肺内免疫細胞と血管内免疫細胞集団の区別:頸静脈内アプローチ

現在の研究の目的は、肺の炎症の研究において血管内免疫細胞と実質内免疫細胞を区別するためのプロトコルを説明することです。肺摘出前に蛍光タグ付き抗体の頸静脈内注射を使用します。さらに、インフレーションベースの肺消化プロセスを使用して、肺からの白血球の収量を改善します。

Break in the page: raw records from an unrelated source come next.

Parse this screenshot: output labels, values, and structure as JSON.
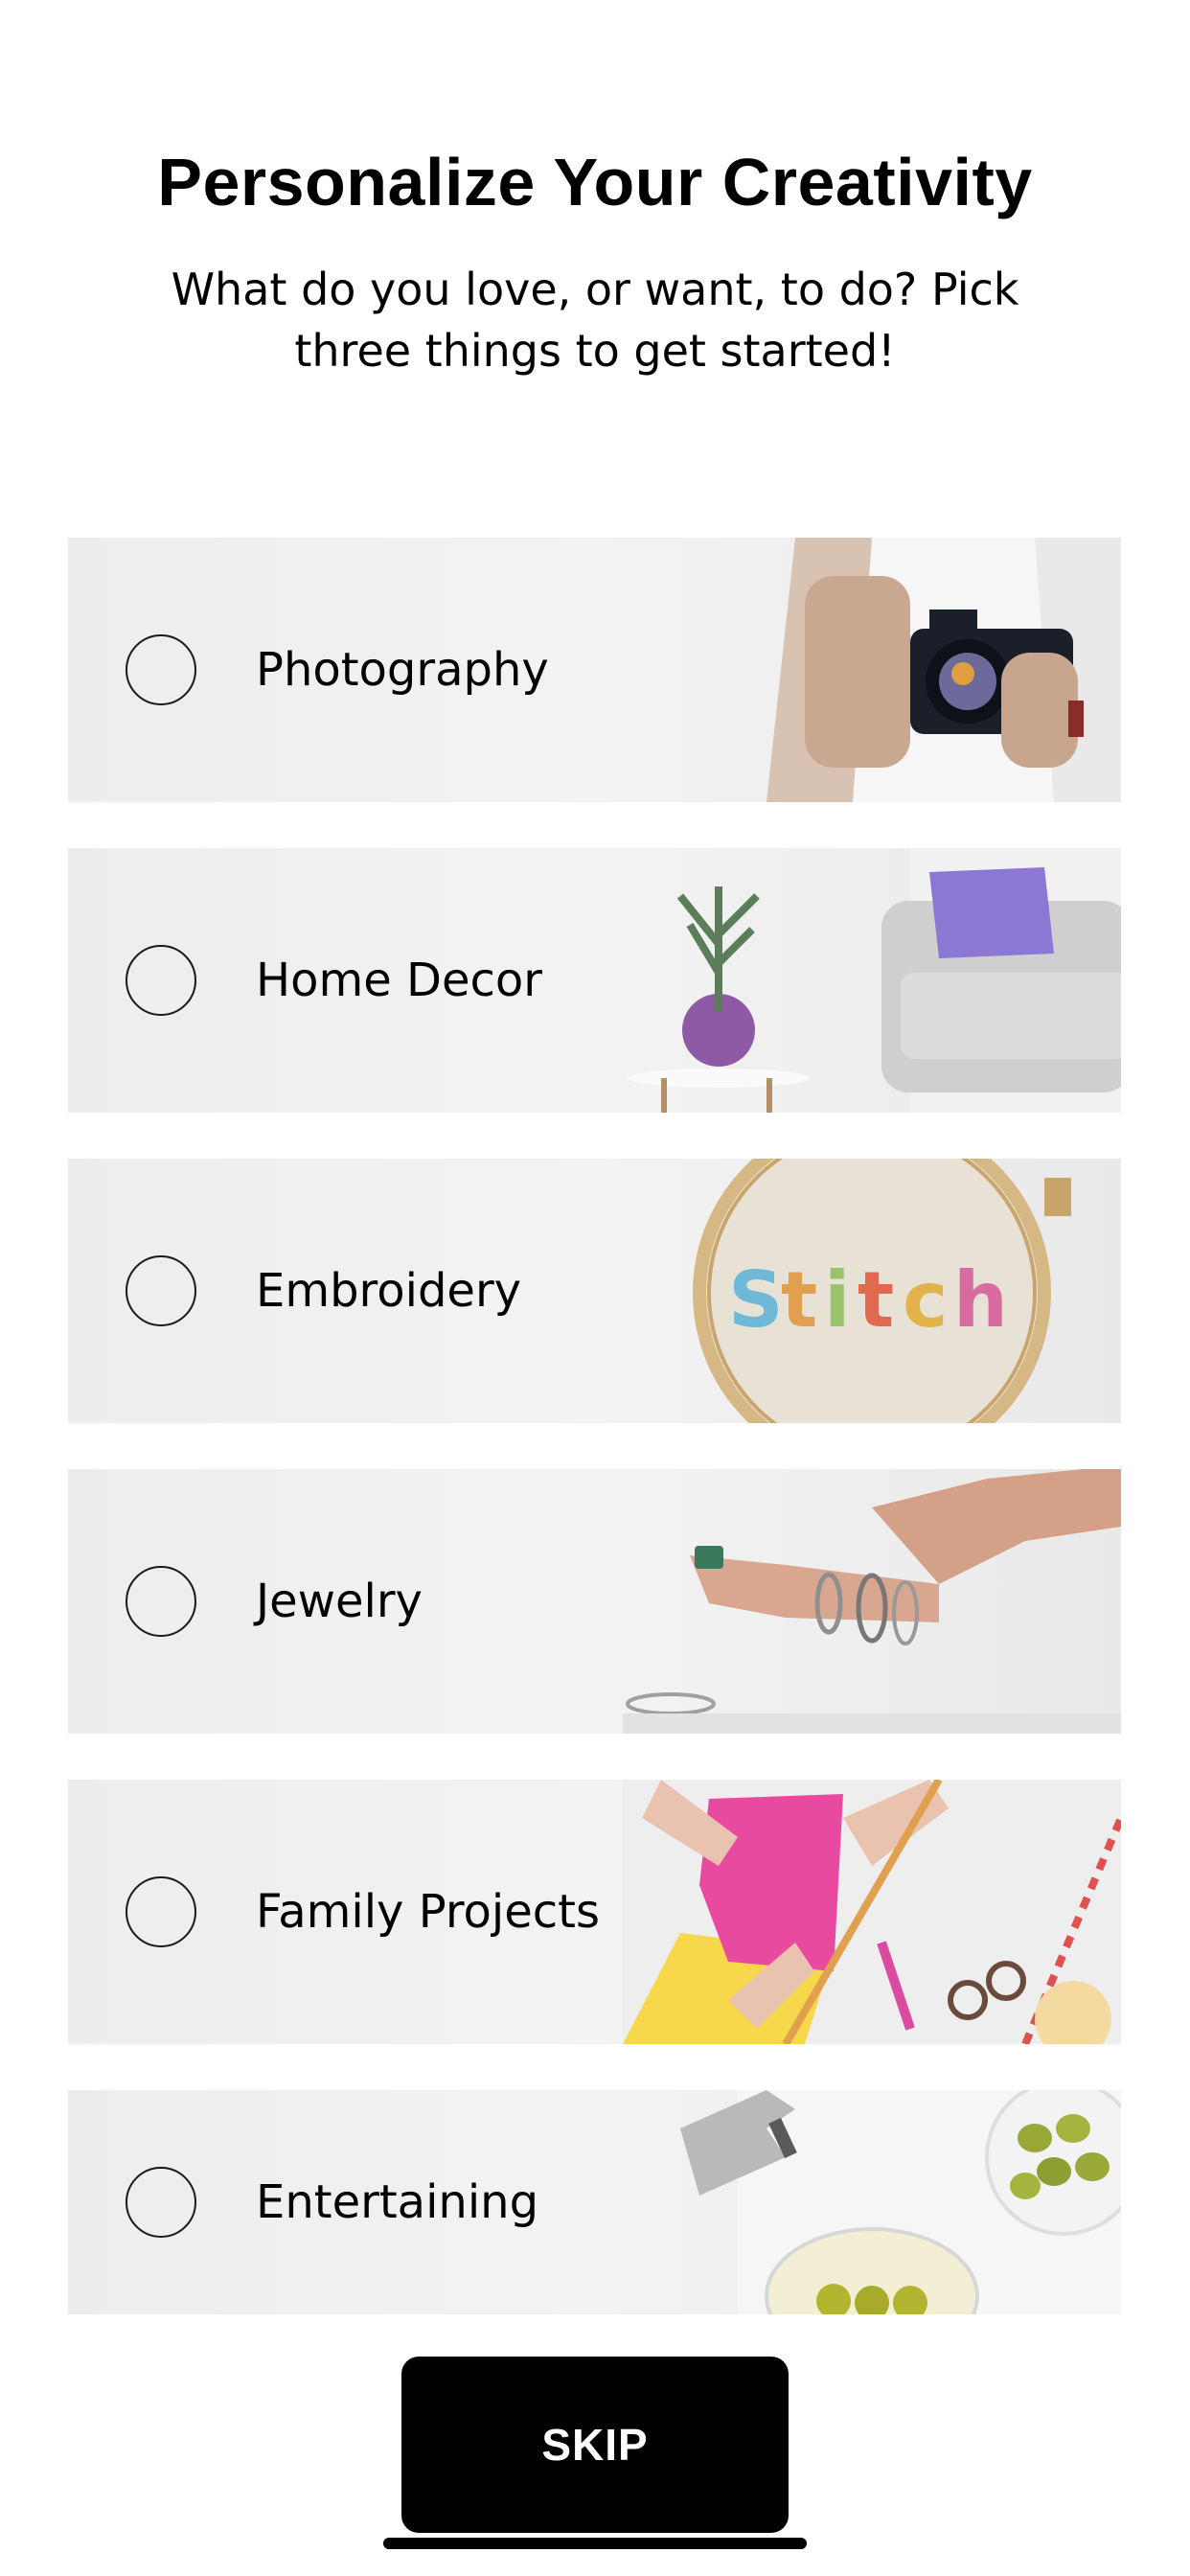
{
  "header": {
    "title": "Personalize Your Creativity",
    "subtitle": "What do you love, or want, to do? Pick three things to get started!"
  },
  "categories": [
    {
      "label": "Photography",
      "image": "camera-photo-icon",
      "selected": false
    },
    {
      "label": "Home Decor",
      "image": "sofa-and-plant-icon",
      "selected": false
    },
    {
      "label": "Embroidery",
      "image": "embroidery-hoop-icon",
      "selected": false
    },
    {
      "label": "Jewelry",
      "image": "bracelet-hands-icon",
      "selected": false
    },
    {
      "label": "Family Projects",
      "image": "paper-craft-icon",
      "selected": false
    },
    {
      "label": "Entertaining",
      "image": "cocktail-olives-icon",
      "selected": false
    }
  ],
  "footer": {
    "skip_label": "SKIP"
  },
  "colors": {
    "background": "#ffffff",
    "card": "#eeeeef",
    "button": "#000000",
    "button_text": "#ffffff"
  }
}
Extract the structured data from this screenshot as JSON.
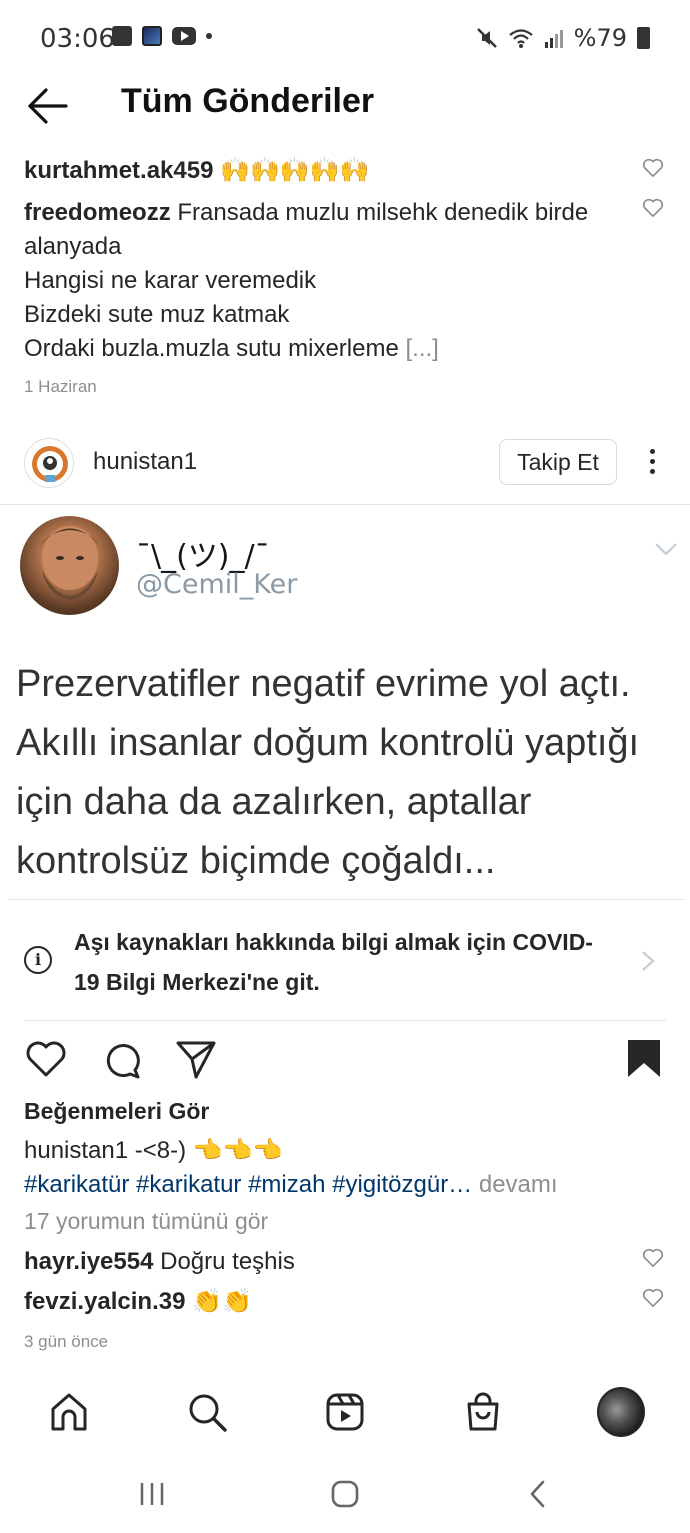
{
  "status_bar": {
    "time": "03:06",
    "battery": "%79",
    "icons": [
      "photo-icon",
      "space-icon",
      "youtube-icon",
      "dot-icon",
      "mute-icon",
      "wifi-icon",
      "signal-icon",
      "battery-icon"
    ]
  },
  "header": {
    "title": "Tüm Gönderiler"
  },
  "comments_top": [
    {
      "user": "kurtahmet.ak459",
      "text": "🙌🙌🙌🙌🙌"
    },
    {
      "user": "freedomeozz",
      "text": "Fransada muzlu milsehk denedik birde alanyada",
      "lines": [
        "Hangisi ne karar veremedik",
        "Bizdeki sute muz katmak",
        "Ordaki buzla.muzla sutu mixerleme"
      ],
      "more": "[...]"
    }
  ],
  "comments_top_time": "1 Haziran",
  "post": {
    "username": "hunistan1",
    "follow_label": "Takip Et"
  },
  "tweet": {
    "name": "¯\\_(ツ)_/¯",
    "handle": "@Cemil_Ker",
    "text": "Prezervatifler negatif evrime yol açtı. Akıllı insanlar doğum kontrolü yaptığı için daha da azalırken, aptallar kontrolsüz biçimde çoğaldı..."
  },
  "covid": {
    "text": "Aşı kaynakları hakkında bilgi almak için COVID-19 Bilgi Merkezi'ne git."
  },
  "likes_link": "Beğenmeleri Gör",
  "caption": {
    "user": "hunistan1",
    "text": "-<8-) 👈👈👈",
    "hashtags": "#karikatür #karikatur #mizah #yigitözgür…",
    "more": " devamı"
  },
  "all_comments": "17 yorumun tümünü gör",
  "comments_bottom": [
    {
      "user": "hayr.iye554",
      "text": "Doğru teşhis"
    },
    {
      "user": "fevzi.yalcin.39",
      "text": "👏👏"
    }
  ],
  "comments_bottom_time": "3 gün önce",
  "colors": {
    "text": "#262626",
    "secondary": "#8e8e8e",
    "hashtag": "#00376b",
    "tweet_handle": "#8a9aa6"
  }
}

概日リズムとは、24時間の周期で発生するさまざまな生物学的プロセスの振動を指します。分子レベルでは、このようなリズムは、コアクロック遺伝子の転写-翻訳フィードバックループ(TTFL)の網で構成されています。免疫系を含む個々の組織や臓器系には、独自の時計があります。体循環では、CD45⁺ 集団のさまざまなメンバーが一日中振動します。しかし、これらのリズムの多くは、組織に常在するCD45⁺ 白血球集団では同一ではなく、類似しているわけでもありません。肺の炎症の概日調節の役割を研究する場合、肺内のCD45⁺ を調査する必要があるかもしれません。しかし、最適化された灌流法にもかかわらず、循環から捕捉された白血球は肺に残ります。このプロトコルを設計する際の目標は、血管内白血球と実質内白血球を区別することでした。この目的のために、マウスに蛍光タグ付きCD45抗体を肺採取の直前に頸静脈内に注射します。その後、カスタマイズされた肺消化技術を用いて肺を消化し、単一細胞懸濁液を得る。サンプルは、実質内免疫細胞(別のCD45抗体を含む)の抗体の通常のパネルについて染色されます。フローサイトメトリー解析により、集団の明確な解明が示されています。したがって、肺内免疫細胞と循環免疫細胞の挙動が数値的および機能的に異なる場合、肺内CD45⁺ 細胞を標識および定義する方法が特に重要になります。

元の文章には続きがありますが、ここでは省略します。